Although characters are largely abstractions in this novel, they are not without interest. Rock is not a complex personality, but in his staunch refusal to give in to the powers of the state, represented by the ineffectual Edge, he does emerge as a heroic figure, if for no other reason than the fact that he endures. His granddaughter derives her interest from the fact that her need for love defines her as one who understands what individualism really means, even though the stifling uniformity of the welfare state has almost driven her mad. In such a world as Green depicts, perhaps these two characters represent the only kind of longing and the only kind of hope for heroism that are possible.

Critical Context

Concluding has been called Green’s most pessimistic and his most poetic novel, for it presents a Kafkaesque, dreamlike or nightmarish world filled with grotesque imagery and meaningless action. The novel is a fantasy that takes place “sometime in the future, somewhere in England.” As such, it is surely Green’s most indeterminate novel. The fact that he has chosen to name it Concluding thus constitutes a self-conscious irony calculated to make the reader consider the abstract nature of irresolution itself.

Several critics have pointed out that since the novel is not rooted in any concrete social reality, it cannot be read in any way except figuratively. Instead of having a dramatic structure, or even a narrative structure, the work has a lyrical or musical structure. This use of lyrical structure is a common device for Green. In many of his novels, the casual reader may believe that he or she is reading a social satire; the image pattern of his works, however, often creates a counterpoint to the action. Indeed, it is usually this symbolic pattern that constitutes Green’s primary concern.

Concluding has been called a masterpiece by some critics, whereas others complain that it is too obscure. In its movement from a realistic situation to a dreamlike fantasy, the novel heavily depends on an elaborate structure of imagery and symbolism. References to the woods around the institution, to animals, to colors, to vegetation, and to other seemingly realistic details actually symbolically reflect the basic theme of individualism versus conformity which the novel projects. Some critics have noted that Concluding marks the last effort Green made to write a symbolist fiction before he turned, in subsequent novels, to focusing almost solely on dialogue to construct his narrative.

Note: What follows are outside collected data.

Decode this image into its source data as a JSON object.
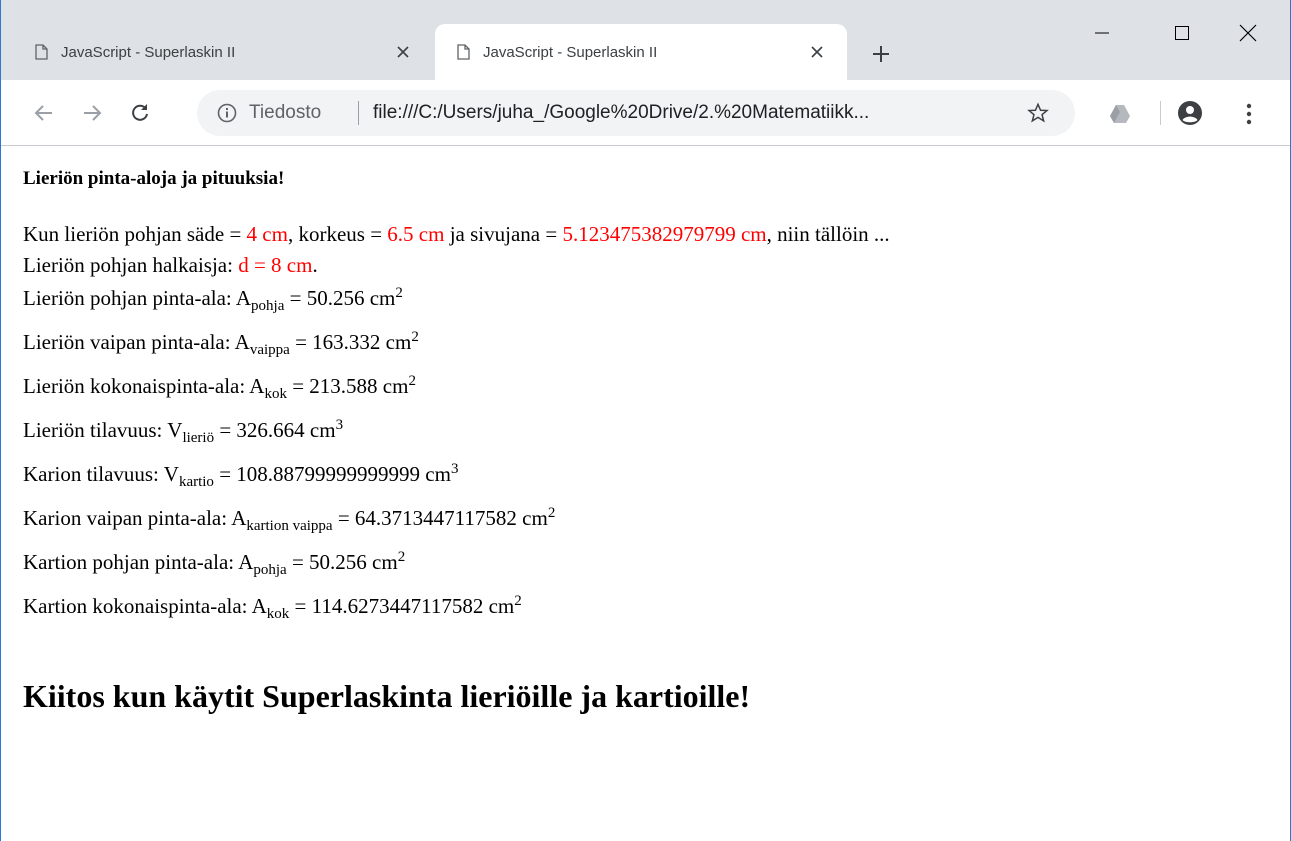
{
  "browser": {
    "tabs": [
      {
        "title": "JavaScript - Superlaskin II",
        "active": false
      },
      {
        "title": "JavaScript - Superlaskin II",
        "active": true
      }
    ],
    "scheme_label": "Tiedosto",
    "url": "file:///C:/Users/juha_/Google%20Drive/2.%20Matematiikk...",
    "icons": {
      "back": "arrow-left-icon",
      "forward": "arrow-right-icon",
      "reload": "reload-icon",
      "info": "info-icon",
      "star": "star-icon",
      "drive": "google-drive-icon",
      "account": "account-icon",
      "menu": "kebab-menu-icon"
    }
  },
  "page": {
    "heading": "Lieriön pinta-aloja ja pituuksia!",
    "intro": {
      "p1": "Kun lieriön pohjan säde = ",
      "radius": "4 cm",
      "p2": ", korkeus = ",
      "height": "6.5 cm",
      "p3": " ja sivujana = ",
      "slant": "5.123475382979799 cm",
      "p4": ", niin tällöin ..."
    },
    "diameter": {
      "label": "Lieriön pohjan halkaisja: ",
      "value": "d = 8 cm",
      "end": "."
    },
    "rows": [
      {
        "label": "Lieriön pohjan pinta-ala: ",
        "sym": "A",
        "sub": "pohja",
        "value": " = 50.256 cm",
        "pow": "2"
      },
      {
        "label": "Lieriön vaipan pinta-ala: ",
        "sym": "A",
        "sub": "vaippa",
        "value": " = 163.332 cm",
        "pow": "2"
      },
      {
        "label": "Lieriön kokonaispinta-ala: ",
        "sym": "A",
        "sub": "kok",
        "value": " = 213.588 cm",
        "pow": "2"
      },
      {
        "label": "Lieriön tilavuus: ",
        "sym": "V",
        "sub": "lieriö",
        "value": " = 326.664 cm",
        "pow": "3"
      },
      {
        "label": "Karion tilavuus: ",
        "sym": "V",
        "sub": "kartio",
        "value": " = 108.88799999999999 cm",
        "pow": "3"
      },
      {
        "label": "Karion vaipan pinta-ala: ",
        "sym": "A",
        "sub": "kartion vaippa",
        "value": " = 64.3713447117582 cm",
        "pow": "2"
      },
      {
        "label": "Kartion pohjan pinta-ala: ",
        "sym": "A",
        "sub": "pohja",
        "value": " = 50.256 cm",
        "pow": "2"
      },
      {
        "label": "Kartion kokonaispinta-ala: ",
        "sym": "A",
        "sub": "kok",
        "value": " = 114.6273447117582 cm",
        "pow": "2"
      }
    ],
    "thanks": "Kiitos kun käytit Superlaskinta lieriöille ja kartioille!"
  }
}
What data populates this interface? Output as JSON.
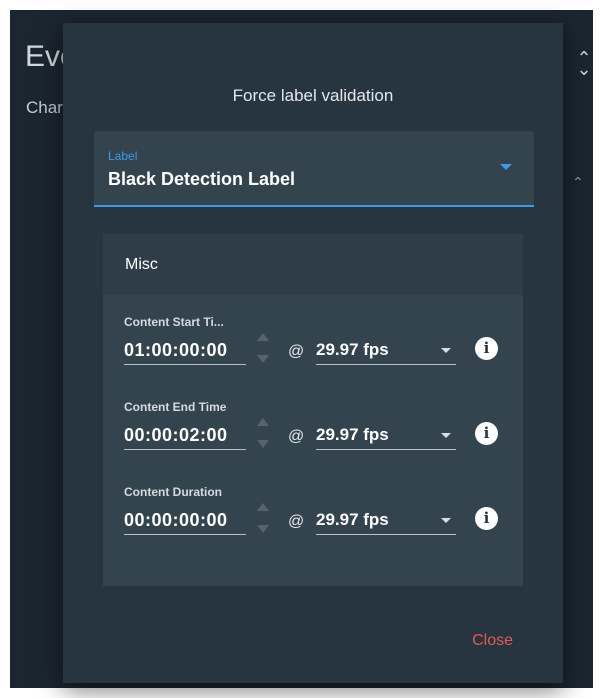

Henry Green is, like his more famous predecessor, Henry James, one of those writers whom one either loves or hates. Although he has never been a popular novelist, he has been the subject of several critical studies in the past decade and has been called, as a result of receiving much praise from other novelists, a writer’s writer who, even though he may not be appreciated by the masses, is admired by his literary colleagues.

Bibliography

Holmesland, Oddvar. A Critical Introduction to Henry Green’s Novels, 1986.

Odom, Keith C. Henry Green, 1978.

Russell, John. Henry Green: Nine Novels and an Unpacked Bag, 1960.

Stokes, Edward. The Novels of Henry Green, 1959.

Weatherhead, Kingsley. A Reading of Henry Green, 1961.